To perpetuate the argument that veganism is a first world issue you must also accept that so is factory farming and so is processed meat. The cruel and intensive ways of raising animals for food are far removed from the hunter gatherer image rabid omnivores like to project. But they also conveniently forget to say that growing crops for food is quicker and cheaper than raising animals for food too.

One of the constant points vegans constantly fire out is that if all the land used for animal agriculture was used for growing vegetables then there would be enough food to feed the world several times over – we can literally save the world by going vegan! That is, of course, if we learn to share in a hippy “one world” style of living.

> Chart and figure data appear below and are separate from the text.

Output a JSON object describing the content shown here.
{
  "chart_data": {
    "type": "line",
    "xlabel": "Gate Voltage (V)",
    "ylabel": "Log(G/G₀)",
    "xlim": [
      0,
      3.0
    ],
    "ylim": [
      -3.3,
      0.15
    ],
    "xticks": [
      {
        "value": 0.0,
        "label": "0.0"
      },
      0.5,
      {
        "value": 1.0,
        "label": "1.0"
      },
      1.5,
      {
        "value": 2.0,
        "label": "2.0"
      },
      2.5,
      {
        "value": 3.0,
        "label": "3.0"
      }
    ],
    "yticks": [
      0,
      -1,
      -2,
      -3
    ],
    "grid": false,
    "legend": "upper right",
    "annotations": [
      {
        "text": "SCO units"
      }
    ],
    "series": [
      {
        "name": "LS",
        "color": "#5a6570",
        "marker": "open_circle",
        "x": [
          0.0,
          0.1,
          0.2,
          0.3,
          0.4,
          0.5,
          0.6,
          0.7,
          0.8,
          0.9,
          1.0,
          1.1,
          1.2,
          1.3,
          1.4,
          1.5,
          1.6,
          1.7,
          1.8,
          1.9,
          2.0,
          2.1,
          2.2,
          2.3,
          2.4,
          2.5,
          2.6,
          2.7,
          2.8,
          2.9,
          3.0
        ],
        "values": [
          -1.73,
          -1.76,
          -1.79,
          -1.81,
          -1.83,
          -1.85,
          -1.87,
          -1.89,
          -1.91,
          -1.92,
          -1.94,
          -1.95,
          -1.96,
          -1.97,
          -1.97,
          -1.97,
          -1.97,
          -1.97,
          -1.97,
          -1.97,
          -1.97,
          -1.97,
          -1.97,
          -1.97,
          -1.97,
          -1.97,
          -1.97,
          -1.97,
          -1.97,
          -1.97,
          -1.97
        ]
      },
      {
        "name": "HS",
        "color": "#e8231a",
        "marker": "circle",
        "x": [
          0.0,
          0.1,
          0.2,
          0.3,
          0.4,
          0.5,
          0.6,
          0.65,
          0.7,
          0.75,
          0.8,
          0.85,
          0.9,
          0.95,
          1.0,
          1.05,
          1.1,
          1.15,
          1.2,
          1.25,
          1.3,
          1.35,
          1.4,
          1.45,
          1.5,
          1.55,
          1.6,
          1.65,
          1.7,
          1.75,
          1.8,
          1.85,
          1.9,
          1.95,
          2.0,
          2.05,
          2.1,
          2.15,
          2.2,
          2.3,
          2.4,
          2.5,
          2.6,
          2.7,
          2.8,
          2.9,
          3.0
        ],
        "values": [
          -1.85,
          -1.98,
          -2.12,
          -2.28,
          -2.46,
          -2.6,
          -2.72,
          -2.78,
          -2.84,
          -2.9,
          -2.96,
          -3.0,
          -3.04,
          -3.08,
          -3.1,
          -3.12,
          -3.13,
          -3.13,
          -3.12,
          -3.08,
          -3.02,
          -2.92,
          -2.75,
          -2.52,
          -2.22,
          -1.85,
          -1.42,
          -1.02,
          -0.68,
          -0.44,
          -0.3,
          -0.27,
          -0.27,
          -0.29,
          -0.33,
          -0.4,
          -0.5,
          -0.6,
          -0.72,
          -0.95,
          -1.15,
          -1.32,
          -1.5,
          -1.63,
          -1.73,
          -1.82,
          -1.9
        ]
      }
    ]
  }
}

But it does make the serious point that meat-based diets are adding to the problems of world hunger rather than solving them.

Having said all that, 20 to 40 per cent of the population in India are vegetarian and many in Africa are too. In fact, many Buddhist countries have a high number of vegetarians. Also, in countries such as Ethiopia and other African nations where Christianity is prevalent, their faith requires fasting days where only vegan meals are acceptable.

Yes it is true that many of the very poorest can only eat what is on hand – or what can be hunted or gathered – but even that is more natural than going down the butcher’s shop. And surely, the answer there is to oppose world hunger and campaigner for a fair system where everybody has a full belly.

We are an increasingly global world – but one with huge chunks left out of it.

Any form of campaigning can only achieve so much – in general we are preaching to the people on our doorsteps but in many ways that is vas it should be. Reaching out to those in our own communities is where we can make a direct difference. Vegan outreach groups often take food to the poor and homeless, and that’s a fantastic way of campaigning – after all, we can all go home later and fire off emails and petitions on global issues and hope politicians will listen. But really every little bit helps – and the vegan diet itself is a form of activism.